Esa noche funciona como un dispositivo total: todo ocurre ahí, sin cortes, como si la conciencia del narrador estuviera siendo proyectada en tiempo real. Aparecen figuras reconocibles, como Pablo Neruda, pero también personajes deformados por la memoria: el gran crítico Farewell (¿Alone?), los enigmáticos agentes Oido y Odeim (odio, miedo) que lo invitan a estudiar las iglesias europeas, o un pintor que se deja morir de inanición en París. La historia personal se mezcla con la historia política de Chile, incluyendo inquietantes episodios como las clases de marxismo que Urrutia Lacroix imparte a Augusto Pinochet y al resto de la junta militar.
Uno de los momentos más perturbadores ocurre en las tertulias de María Canales (¿Mariana Callejas?): se trata de reuniones donde se discute de literatura mientras, en el sótano de la casa, se tortura a prisioneros políticos y, en el exterior, impera el toque de queda en aparente calma. Bolaño no subraya la contradicción, la deja fluir dentro del mismo párrafo, como si la forma misma del texto -sin pausas, sin cortes- impidiera separar estética y horror.
Alguna vez dijo Bolaño que escribió la novela “de un tirón”. Más allá de la confesión, la frase revela una ambición formal: sostener una voz sin interrupciones durante más de 100 páginas equivale a rodar una película sin cortes.
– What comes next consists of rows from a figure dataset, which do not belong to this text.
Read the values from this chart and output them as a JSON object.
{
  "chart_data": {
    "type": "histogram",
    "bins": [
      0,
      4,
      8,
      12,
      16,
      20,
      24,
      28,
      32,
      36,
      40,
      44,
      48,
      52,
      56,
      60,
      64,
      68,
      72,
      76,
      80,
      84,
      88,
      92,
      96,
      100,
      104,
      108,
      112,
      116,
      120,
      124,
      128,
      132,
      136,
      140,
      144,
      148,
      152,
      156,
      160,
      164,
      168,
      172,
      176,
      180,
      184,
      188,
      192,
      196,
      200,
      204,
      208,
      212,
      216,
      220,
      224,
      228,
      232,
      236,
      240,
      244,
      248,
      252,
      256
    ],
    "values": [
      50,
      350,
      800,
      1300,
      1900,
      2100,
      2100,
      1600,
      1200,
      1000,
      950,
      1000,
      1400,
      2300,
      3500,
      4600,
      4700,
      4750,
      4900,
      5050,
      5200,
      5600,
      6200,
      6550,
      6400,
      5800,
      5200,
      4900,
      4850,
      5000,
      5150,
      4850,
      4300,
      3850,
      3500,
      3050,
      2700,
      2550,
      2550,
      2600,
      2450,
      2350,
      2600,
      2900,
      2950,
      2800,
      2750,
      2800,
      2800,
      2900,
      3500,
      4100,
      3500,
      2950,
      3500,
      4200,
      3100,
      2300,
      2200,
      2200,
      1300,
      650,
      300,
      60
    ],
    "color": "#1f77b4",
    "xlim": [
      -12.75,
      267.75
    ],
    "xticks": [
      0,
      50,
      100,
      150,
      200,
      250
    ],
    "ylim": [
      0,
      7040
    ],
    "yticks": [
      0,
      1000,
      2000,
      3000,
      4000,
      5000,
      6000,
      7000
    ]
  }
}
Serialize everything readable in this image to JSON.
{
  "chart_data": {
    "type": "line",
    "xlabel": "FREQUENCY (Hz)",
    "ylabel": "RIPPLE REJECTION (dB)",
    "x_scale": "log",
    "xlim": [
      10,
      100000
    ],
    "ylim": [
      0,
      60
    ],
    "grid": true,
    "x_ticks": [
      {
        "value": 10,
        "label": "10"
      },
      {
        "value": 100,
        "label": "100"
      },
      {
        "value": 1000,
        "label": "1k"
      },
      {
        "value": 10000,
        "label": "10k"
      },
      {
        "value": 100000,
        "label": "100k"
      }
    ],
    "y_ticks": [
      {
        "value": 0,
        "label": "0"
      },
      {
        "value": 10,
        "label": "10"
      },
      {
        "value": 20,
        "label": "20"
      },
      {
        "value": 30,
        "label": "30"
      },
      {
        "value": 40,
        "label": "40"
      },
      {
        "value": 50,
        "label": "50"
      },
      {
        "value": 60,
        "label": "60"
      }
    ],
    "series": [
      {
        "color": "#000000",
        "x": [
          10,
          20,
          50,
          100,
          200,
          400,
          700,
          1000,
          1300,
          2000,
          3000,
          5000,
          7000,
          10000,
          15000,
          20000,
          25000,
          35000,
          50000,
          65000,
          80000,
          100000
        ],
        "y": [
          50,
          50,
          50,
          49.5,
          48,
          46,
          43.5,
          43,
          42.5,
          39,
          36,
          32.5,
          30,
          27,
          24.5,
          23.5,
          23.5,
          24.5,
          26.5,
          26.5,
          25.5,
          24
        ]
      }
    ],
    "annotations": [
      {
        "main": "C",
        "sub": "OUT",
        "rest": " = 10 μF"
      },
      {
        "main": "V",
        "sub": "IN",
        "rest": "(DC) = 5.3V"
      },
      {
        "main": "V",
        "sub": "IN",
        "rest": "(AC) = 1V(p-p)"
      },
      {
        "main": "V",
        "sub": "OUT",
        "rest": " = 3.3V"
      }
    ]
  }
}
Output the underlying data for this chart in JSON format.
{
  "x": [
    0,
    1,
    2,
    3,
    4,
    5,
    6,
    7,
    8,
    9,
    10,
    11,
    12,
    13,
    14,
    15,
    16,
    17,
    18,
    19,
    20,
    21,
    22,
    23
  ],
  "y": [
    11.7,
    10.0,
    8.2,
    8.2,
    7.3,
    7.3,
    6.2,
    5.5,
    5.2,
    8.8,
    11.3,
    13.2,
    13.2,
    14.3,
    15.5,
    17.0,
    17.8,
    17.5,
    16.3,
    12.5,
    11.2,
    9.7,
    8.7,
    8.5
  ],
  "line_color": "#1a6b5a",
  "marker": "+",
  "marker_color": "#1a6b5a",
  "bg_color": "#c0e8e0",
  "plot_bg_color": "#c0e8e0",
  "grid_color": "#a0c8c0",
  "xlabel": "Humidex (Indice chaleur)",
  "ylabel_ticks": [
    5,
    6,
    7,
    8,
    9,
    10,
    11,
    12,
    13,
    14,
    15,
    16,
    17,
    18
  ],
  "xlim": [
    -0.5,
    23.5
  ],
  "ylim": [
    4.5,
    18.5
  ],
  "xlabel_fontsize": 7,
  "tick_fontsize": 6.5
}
En esta misma entrevista, Bolaño afirmó que este libro había sido “el mayor desafío que me he planteado en cuanto a estilo”.
La dificultad no es solo escribir así, sino pensar así, estructurar así, corregir así sin traicionar la ilusión de continuidad. Ahí es donde cine y literatura se tocan con mayor claridad. El plano secuencia, en ambos casos, no es un adorno: es un riesgo declarado. Obliga a sostener la mirada -o la frase- más allá de lo cómodo. Elimina la posibilidad de esconderse en el montaje o en el punto aparte.
Y quizás, por eso, sigue fascinando.
Porque en una época compuesta de fragmentos -de cortes vertiginosos, de reels- obras como estas proponen todo lo contrario: una experiencia sin interrupciones. Una apuesta por la continuidad, por el flujo. Por la incomodidad de no poder escapar.